2022 HURRICANE NAMES  Hurricane Season has officially arrived. Forecasters at NOAA’s Climate Prediction Center, a division of the National Weather Service, are predicting above-average hurricane activity this year — which would make it the seventh consecutive above-average hurricane season. NOAA’s outlook for the 2022 Atlantic hurricane season, which extends from June 1 to November 30, predicts a 65% chance of an above-normal season, a 25% chance of a near-normal season and a 10% chance of a below-normal season.

For the 2022 hurricane season, NOAA is forecasting a likely range of 14 to 21 named storms (winds of 39 mph or higher), of which 6 to 10 could become hurricanes (winds of 74 mph or higher), including 3 to 6 major hurricanes (category 3, 4 or 5; with winds of 111 mph or higher). NOAA provides these ranges with a 70% confidence.

“Early preparation and understanding your risk is key to being hurricane resilient and climate-ready,” said Secretary of Commerce Gina M. Raimondo. “Throughout the hurricane season, NOAA experts will work around-the-clock to provide early and accurate forecasts and warnings that communities in the path of storms can depend on to stay informed.”

“Truck drivers will need to be trained, retrained, and prepared for the season; experts agreed. Training for severe weather is a must for fleets because, while it helps increase safety, it also affects profitability.” said Max Farrell, CEO of WORKHOUND, a driver-feedback company.

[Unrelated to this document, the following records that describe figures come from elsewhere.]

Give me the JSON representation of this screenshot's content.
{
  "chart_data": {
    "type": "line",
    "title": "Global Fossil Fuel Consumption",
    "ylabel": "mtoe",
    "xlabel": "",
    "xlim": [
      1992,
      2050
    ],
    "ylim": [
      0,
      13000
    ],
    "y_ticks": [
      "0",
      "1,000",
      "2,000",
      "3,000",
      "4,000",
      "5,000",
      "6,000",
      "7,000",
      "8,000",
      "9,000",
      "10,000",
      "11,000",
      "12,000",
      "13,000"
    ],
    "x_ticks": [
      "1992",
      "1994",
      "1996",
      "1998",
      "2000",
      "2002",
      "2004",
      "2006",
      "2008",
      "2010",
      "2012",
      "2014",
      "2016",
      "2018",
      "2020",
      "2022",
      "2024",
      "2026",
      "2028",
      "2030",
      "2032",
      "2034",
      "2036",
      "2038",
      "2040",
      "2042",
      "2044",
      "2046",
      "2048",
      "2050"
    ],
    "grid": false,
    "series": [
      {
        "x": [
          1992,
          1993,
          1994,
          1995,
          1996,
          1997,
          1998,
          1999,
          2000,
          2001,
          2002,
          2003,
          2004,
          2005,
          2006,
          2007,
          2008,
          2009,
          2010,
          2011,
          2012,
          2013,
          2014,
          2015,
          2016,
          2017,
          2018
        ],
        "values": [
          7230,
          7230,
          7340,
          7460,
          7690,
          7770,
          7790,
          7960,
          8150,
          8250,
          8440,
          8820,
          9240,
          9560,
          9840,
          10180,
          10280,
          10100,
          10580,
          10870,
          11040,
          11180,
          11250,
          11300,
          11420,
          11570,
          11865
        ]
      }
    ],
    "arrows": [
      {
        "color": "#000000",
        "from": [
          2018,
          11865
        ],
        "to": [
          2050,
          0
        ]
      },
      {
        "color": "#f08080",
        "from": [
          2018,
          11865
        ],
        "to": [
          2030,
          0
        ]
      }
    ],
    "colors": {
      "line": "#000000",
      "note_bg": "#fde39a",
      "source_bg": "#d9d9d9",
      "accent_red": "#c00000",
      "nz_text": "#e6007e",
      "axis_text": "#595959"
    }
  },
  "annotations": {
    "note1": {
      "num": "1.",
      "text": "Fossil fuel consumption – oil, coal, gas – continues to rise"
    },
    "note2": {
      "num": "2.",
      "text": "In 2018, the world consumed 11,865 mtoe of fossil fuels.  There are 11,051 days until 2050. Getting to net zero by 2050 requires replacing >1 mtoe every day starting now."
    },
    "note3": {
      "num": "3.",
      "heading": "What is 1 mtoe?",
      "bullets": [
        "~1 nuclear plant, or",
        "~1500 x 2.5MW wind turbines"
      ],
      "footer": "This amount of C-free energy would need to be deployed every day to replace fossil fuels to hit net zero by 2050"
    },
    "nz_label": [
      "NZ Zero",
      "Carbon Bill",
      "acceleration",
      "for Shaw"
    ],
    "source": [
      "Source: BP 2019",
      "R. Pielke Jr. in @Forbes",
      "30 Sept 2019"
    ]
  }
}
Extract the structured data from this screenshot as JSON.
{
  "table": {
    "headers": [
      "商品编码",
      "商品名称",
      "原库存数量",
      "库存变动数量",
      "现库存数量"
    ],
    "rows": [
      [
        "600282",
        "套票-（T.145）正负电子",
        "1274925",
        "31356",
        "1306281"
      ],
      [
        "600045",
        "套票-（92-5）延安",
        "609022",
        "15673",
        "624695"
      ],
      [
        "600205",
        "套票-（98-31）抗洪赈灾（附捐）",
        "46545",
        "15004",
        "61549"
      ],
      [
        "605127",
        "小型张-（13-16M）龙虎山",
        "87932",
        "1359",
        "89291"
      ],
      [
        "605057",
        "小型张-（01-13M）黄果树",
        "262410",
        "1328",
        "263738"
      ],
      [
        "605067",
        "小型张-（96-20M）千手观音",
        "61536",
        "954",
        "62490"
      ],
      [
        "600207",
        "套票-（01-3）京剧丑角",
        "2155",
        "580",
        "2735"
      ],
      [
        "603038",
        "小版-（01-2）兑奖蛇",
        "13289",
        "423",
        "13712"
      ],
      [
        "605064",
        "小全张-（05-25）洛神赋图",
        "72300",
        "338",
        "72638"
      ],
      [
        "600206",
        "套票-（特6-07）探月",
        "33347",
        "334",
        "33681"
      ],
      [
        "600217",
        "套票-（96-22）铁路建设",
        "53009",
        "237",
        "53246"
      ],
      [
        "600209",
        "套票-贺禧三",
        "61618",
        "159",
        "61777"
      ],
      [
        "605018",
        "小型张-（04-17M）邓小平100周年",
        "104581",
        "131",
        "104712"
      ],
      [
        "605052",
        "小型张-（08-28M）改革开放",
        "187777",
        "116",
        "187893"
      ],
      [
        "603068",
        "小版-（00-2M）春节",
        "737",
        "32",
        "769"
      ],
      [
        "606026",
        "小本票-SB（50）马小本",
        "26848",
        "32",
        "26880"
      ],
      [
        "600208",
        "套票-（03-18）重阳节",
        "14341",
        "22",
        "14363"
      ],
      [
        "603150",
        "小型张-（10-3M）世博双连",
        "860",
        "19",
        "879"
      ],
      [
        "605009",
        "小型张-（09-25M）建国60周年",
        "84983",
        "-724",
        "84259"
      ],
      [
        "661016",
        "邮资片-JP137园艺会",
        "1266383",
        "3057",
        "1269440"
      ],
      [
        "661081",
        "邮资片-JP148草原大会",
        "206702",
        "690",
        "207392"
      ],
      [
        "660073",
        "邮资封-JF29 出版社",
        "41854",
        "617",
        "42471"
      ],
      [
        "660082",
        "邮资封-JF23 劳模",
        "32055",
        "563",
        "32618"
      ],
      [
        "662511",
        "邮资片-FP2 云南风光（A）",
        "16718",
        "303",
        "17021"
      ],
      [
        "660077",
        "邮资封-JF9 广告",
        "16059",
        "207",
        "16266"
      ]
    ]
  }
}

“You have to stay safe in this business, to make a fair amount of money,” said Farrell.

“The COVID-19 Pandemic has prompted new kinds of training, but weather and climate have not been factored in as much when fleets assess training needs. Accidents also usually cause more training, though fleets do not always tie such new training to the weather and storm problems that may have contributed to the accidents”, Farrell said.

But more and more fleets will focus on weather-related training, Farrell predicted, because it ties into safety scores and lower insurance premiums. “It would be too costly not to,” he said.

Jeremiah Hanna, the Transportation Manager of Greene Transport Company gave a few tips for truck drivers during Hurricane Season:

  • Stock up on non-perishable food items and water in your truck.
  • Take Pre and Post trip equipment inspections very seriously. This will help identify any potential issues that could arise while you are out on the road. If you get stuck somewhere during a hurricane, you may not get help as quickly as your normally would.
  • Making more frequent stops for fuel to keep your tank 75% full or more is essential during hurricane season.
  • Always monitor weather reports along your route and keep in touch with your head office on hurricane movement if necessary.
  • Ensure safety equipment and PPE is fully serviceable and readily available.
  • Keep extra batteries and portable chargers for all your electronic devices.

Always use your best judgment when driving through impacted areas and keep in mind that your vehicle will be susceptible to roadway risks long after the storm passes. Scattered debris may contribute to traffic delays, road closures and can even damage your equipment. Remember, a truck drivers’ number one priority during a hurricane should always be his or her own safety.